Baktığınız zaman, çocukların velayeti yüzde 70-80 oranında kadınlardadır. Kadınların çocuklarını neden teslim etmek istemediklerini anlamadan, düşünmeden bir kanun maddesi hazırlamak, kadına yönelik şiddetle mücadelede bütünsel bir yaklaşımın olmadığını bir kez daha ortaya koyuyor. Bu kanun maddesinde çocuğun yüksek faydasına aykırılık olduğu gibi, eşitlik ilkesi, ayrımcılık yasağı ve pozitif ayrımcılık gibi normlar da yok sayılmaktadır. Teklifle, çoğunlukla velayeti elinde bulunduran kadınların haklı gerekçeleri hiçe sayılarak şiddet, tehdit ve zorlamaya maruz kalıp kalmadıkları araştırılmadan kadınlara karşı çocuk kaçıran muamelesi yapılması da erkek aklıdır ve kadınlara yönelik bir şiddet girişimidir ve kabul edilemez; bu madde çekilmelidir.

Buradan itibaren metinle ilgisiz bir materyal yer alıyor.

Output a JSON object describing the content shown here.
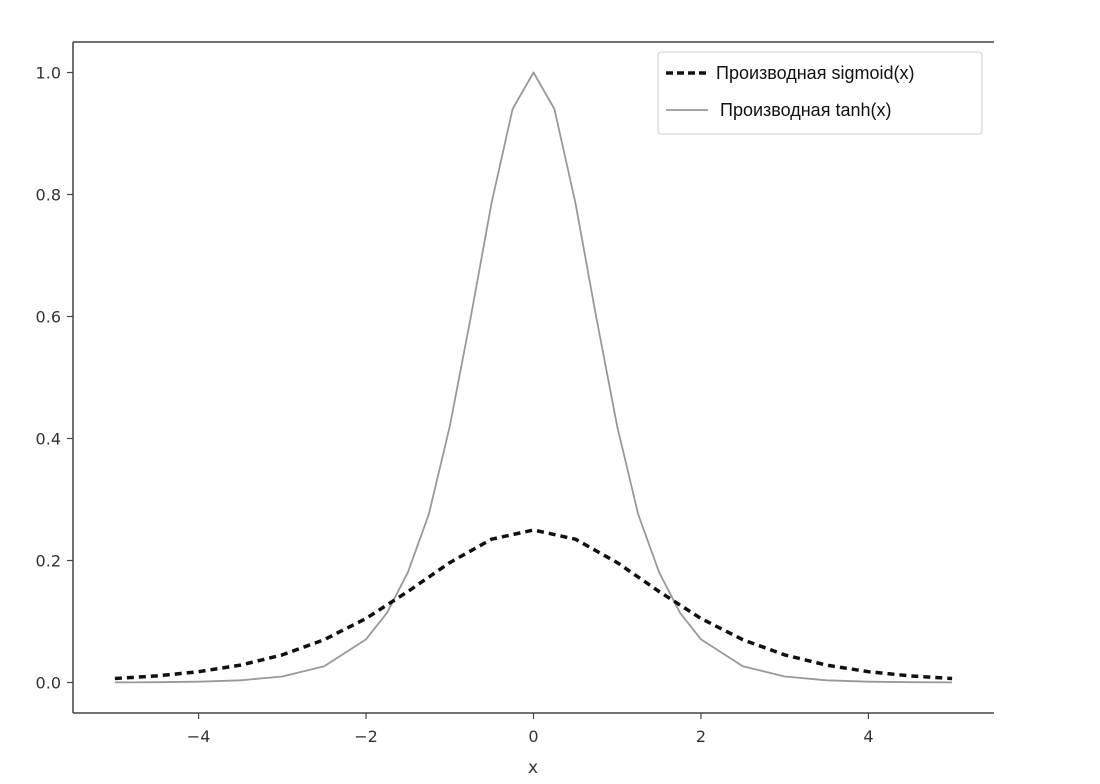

Değerli milletvekilleri, 25 Kasım 1960'ta Dominik Cumhuriyeti'nde diktatörlüğe karşı mücadele eden 3 kız kardeş Patria, Minerva, Maria Mirabal kardeşlerin cesetleri bir uçuruma atılmıştı, bir uçurumun dibinde bulundu. Tecavüz edilerek vahşice öldürülmüşler, gizlice bir uçurumun dibine atılmışlardı. Ancak gerçekler ortaya çıkarıldı; Mirabal kardeşler, diktatörlüğe karşı mücadelenin sembolü oldular. Diktatörlüğün yıkılmasında büyük bir rol oynadılar ve daha sonra "Kelebekler" olarak anılan bu 3 kadın, bütün dünyada erkek ve devlet şiddetine karşı mücadelenin de meşaleleri oldular. Dominik'te Trujillo diktatörlüğü tarihin çöplüğüne gömülmüşken bu kız kardeşleri, Mirabal kardeşleri her 25 Kasımda bütün dünyada, anmaya devam ediyoruz.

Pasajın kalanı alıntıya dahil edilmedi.